Katy Dickinson

http://blogs.sun.com/katysblog/date/20081002 Thursday October 02, 2008

2nd Hopper Day

Today is the second day of the Grace Hopper Celebration of Women in Computing (aka GHC 2008) in Keystone, Colorado. We are at 9,300 feet and few people are sleeping well because of the altitude but the conference is still excellent.

Today started early with a kenote/CTO breakfast, followed by an interesting keynote presentation by Fran Allen (IBM Fellow Emerita and first woman to win the prestigious Turing award). Before Fran spoke, two female sailors from the USS Hopper missile destroyer showed pictures from their ship. There were many activities, panels, and presentations to pick from. I attended:

    • Session One: "Innovating with Chip Multi-Threading Technology" by Catherine Ahlschlager (Sun Microsystems) and
      "Outside of Normal Operating Conditions: Using Commercial Hardware in Space Computing Platforms" by Heather M. Quinn (Los Alamos National Laboratory)
    • Session Two: "Enabling Nonprofits to Accomplish their Missions through Technology"
    • CTO Plenary Session - "Leading Technology, a View from the Top" (including Sun's CTO Dr.

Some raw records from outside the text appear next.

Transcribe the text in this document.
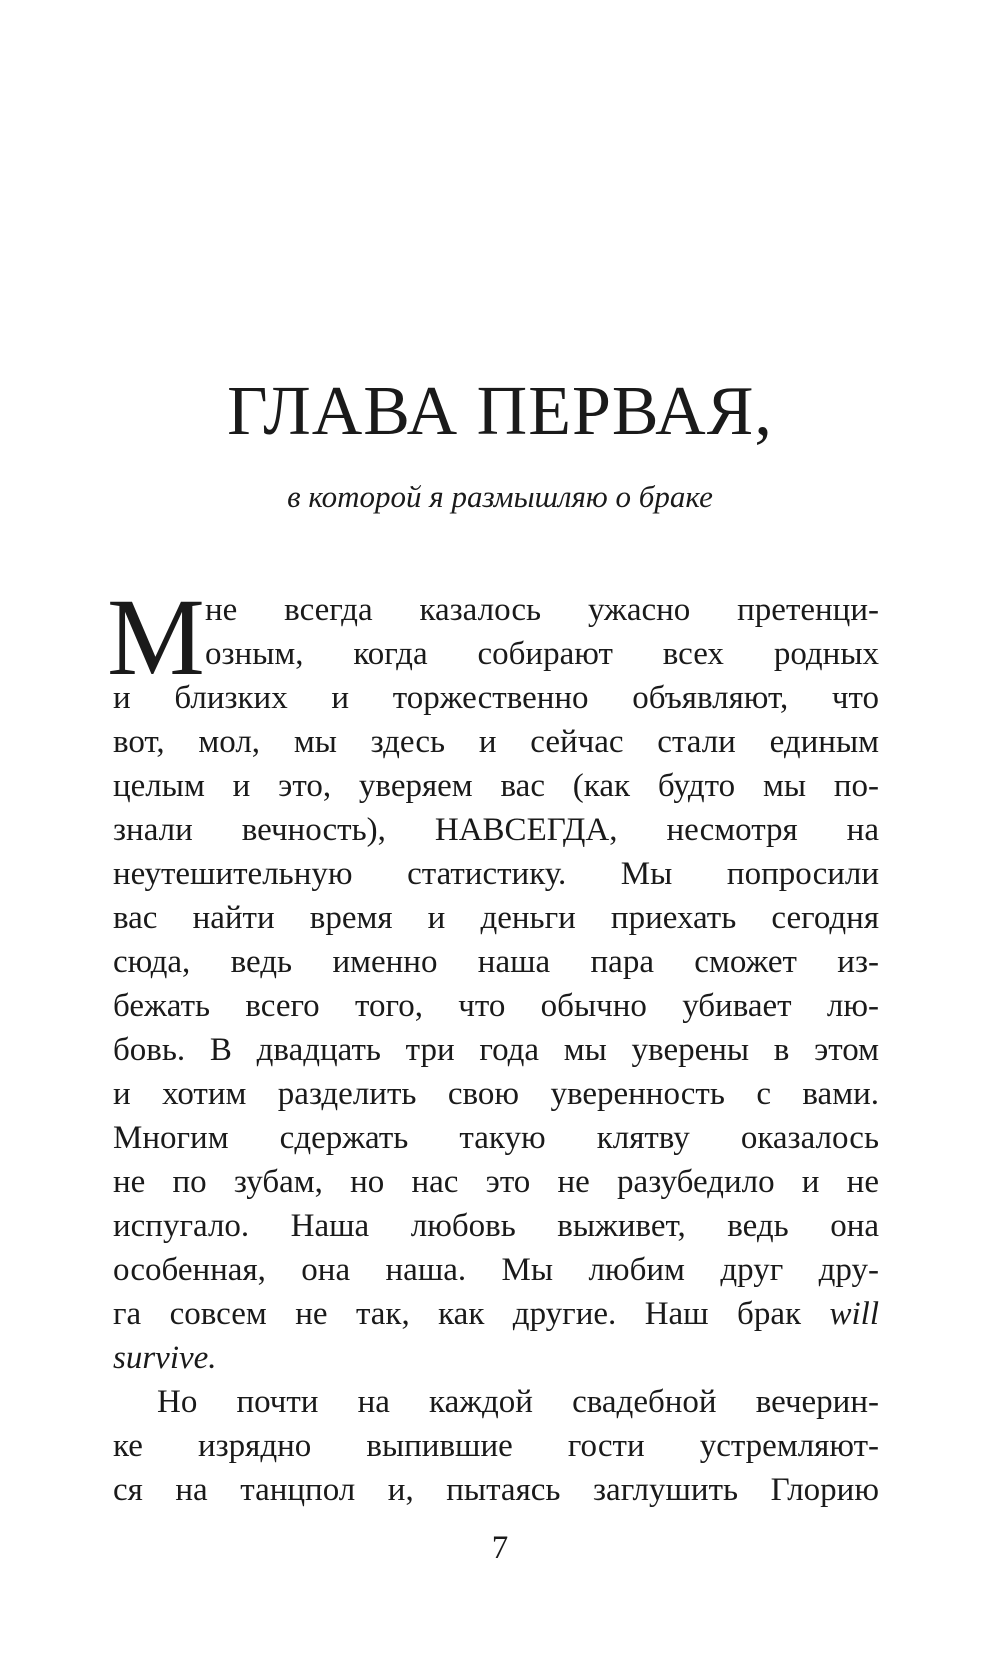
ГЛАВА ПЕРВАЯ,

в которой я размышляю о браке

М не всегда казалось ужасно претенци-
озным, когда собирают всех родных
и близких и торжественно объявляют, что
вот, мол, мы здесь и сейчас стали единым
целым и это, уверяем вас (как будто мы по-
знали вечность), НАВСЕГДА, несмотря на
неутешительную статистику. Мы попросили
вас найти время и деньги приехать сегодня
сюда, ведь именно наша пара сможет из-
бежать всего того, что обычно убивает лю-
бовь. В двадцать три года мы уверены в этом
и хотим разделить свою уверенность с вами.
Многим сдержать такую клятву оказалось
не по зубам, но нас это не разубедило и не
испугало. Наша любовь выживет, ведь она
особенная, она наша. Мы любим друг дру-
га совсем не так, как другие. Наш брак will
survive.
Но почти на каждой свадебной вечерин-
ке изрядно выпившие гости устремляют-
ся на танцпол и, пытаясь заглушить Глорию
7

Greg Papadopoulos)
    • Session Three: my panel! "Taking the Long View - Many Careers in One Company" with Sheueling Chang-Shantz (Sun Microsystems), Martha Lyons (Hewlett Packard), Cristina Mahon (Hewlett Packard), Ana Pinczuk (Cisco), and me. Our panel was well received with both the panelists and audience enjoying themselves.
    • Session Four: Invited Technical Speaker - Anna Karlin, Professor, University of Washington, on "A Survey of Some Recent Research at the Border of Game Theory, Economics, and Computer Science"

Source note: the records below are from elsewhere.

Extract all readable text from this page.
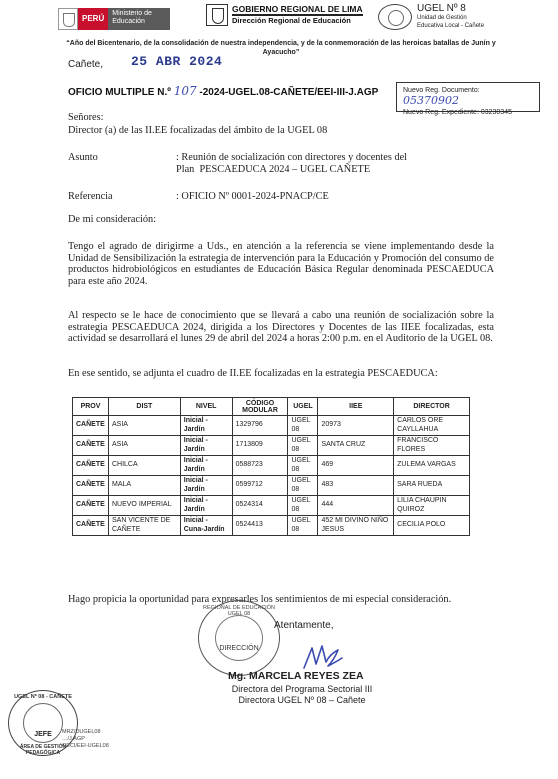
PERÚ
Ministerio de Educación
GOBIERNO REGIONAL DE LIMA
Dirección Regional de Educación
UGEL Nº 8
Unidad de Gestión
Educativa Local - Cañete
“Año del Bicentenario, de la consolidación de nuestra independencia, y de la conmemoración de las heroicas batallas de Junín y Ayacucho”
Cañete, 25 ABR 2024
OFICIO MULTIPLE N.º 107 -2024-UGEL.08-CAÑETE/EEI-III-J.AGP	Nuevo Reg. Documento: 05370902
Nuevo Reg. Expediente: 03230345
Señores:
Director (a) de las II.EE focalizadas del ámbito de la UGEL 08
Asunto	: Reunión de socialización con directores y docentes del Plan  PESCAEDUCA 2024 – UGEL CAÑETE
Referencia	: OFICIO Nº 0001-2024-PNACP/CE
De mi consideración:
Tengo el agrado de dirigirme a Uds., en atención a la referencia se viene implementando desde la Unidad de Sensibilización la estrategia de intervención para la Educación y Promoción del consumo de productos hidrobiológicos en estudiantes de Educación Básica Regular denominada PESCAEDUCA para este año 2024.
Al respecto se le hace de conocimiento que se llevará a cabo una reunión de socialización sobre la estrategia PESCAEDUCA 2024, dirigida a los Directores y Docentes de las IIEE focalizadas, esta actividad se desarrollará el lunes 29 de abril del 2024 a horas 2:00 p.m. en el Auditorio de la UGEL 08.
En ese sentido, se adjunta el cuadro de II.EE focalizadas en la estrategia PESCAEDUCA:
PROV	DIST	NIVEL	CÓDIGO MODULAR	UGEL	IIEE	DIRECTOR
CAÑETE	ASIA	Inicial - Jardín	1329796	UGEL 08	20973	CARLOS ORE CAYLLAHUA
CAÑETE	ASIA	Inicial - Jardín	1713809	UGEL 08	SANTA CRUZ	FRANCISCO FLORES
CAÑETE	CHILCA	Inicial - Jardín	0588723	UGEL 08	469	ZULEMA VARGAS
CAÑETE	MALA	Inicial - Jardín	0599712	UGEL 08	483	SARA RUEDA
CAÑETE	NUEVO IMPERIAL	Inicial - Jardín	0524314	UGEL 08	444	LILIA CHAUPIN QUIROZ
CAÑETE	SAN VICENTE DE CAÑETE	Inicial - Cuna-Jardín	0524413	UGEL 08	452 MI DIVINO NIÑO JESUS	CECILIA POLO
Hago propicia la oportunidad para expresarles los sentimientos de mi especial consideración.
REGIONAL DE EDUCACIÓN UGEL 08
DIRECCIÓN
Atentamente,
Mg. MARCELA REYES ZEA
Directora del Programa Sectorial III
Directora UGEL Nº 08 – Cañete
UGEL Nº 08 - CAÑETE
JEFE
ÁREA DE GESTIÓN PEDAGÓGICA
MRZ/DUGEL08
…/J.AGP
GECI/EEI-UGEL08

There was a thunderstorm and rain at lunchtime but the weather cleared after. Dinner was another buffet in the poster hall followed by the annual award ceremony, a "Rhythm and Hue" painting performance by David Garibaldi (who painted portraits of Admiral Hopper and Anita Borg), and finally dessert and a dance.

Closing the Hopper awards with a dance was a tradition started by Anita Borg and remains one of the unique and delightful experiences of the Hopper conference. Dancing with several hundred women college students, Engineers, and executives from all over the computing world is a real delight. (But having my daughter Jessica as a dance partner was the best part!) The few men present seemed to have a good time as well. Our MAGIC girls' mentoring BOF is tomorrow.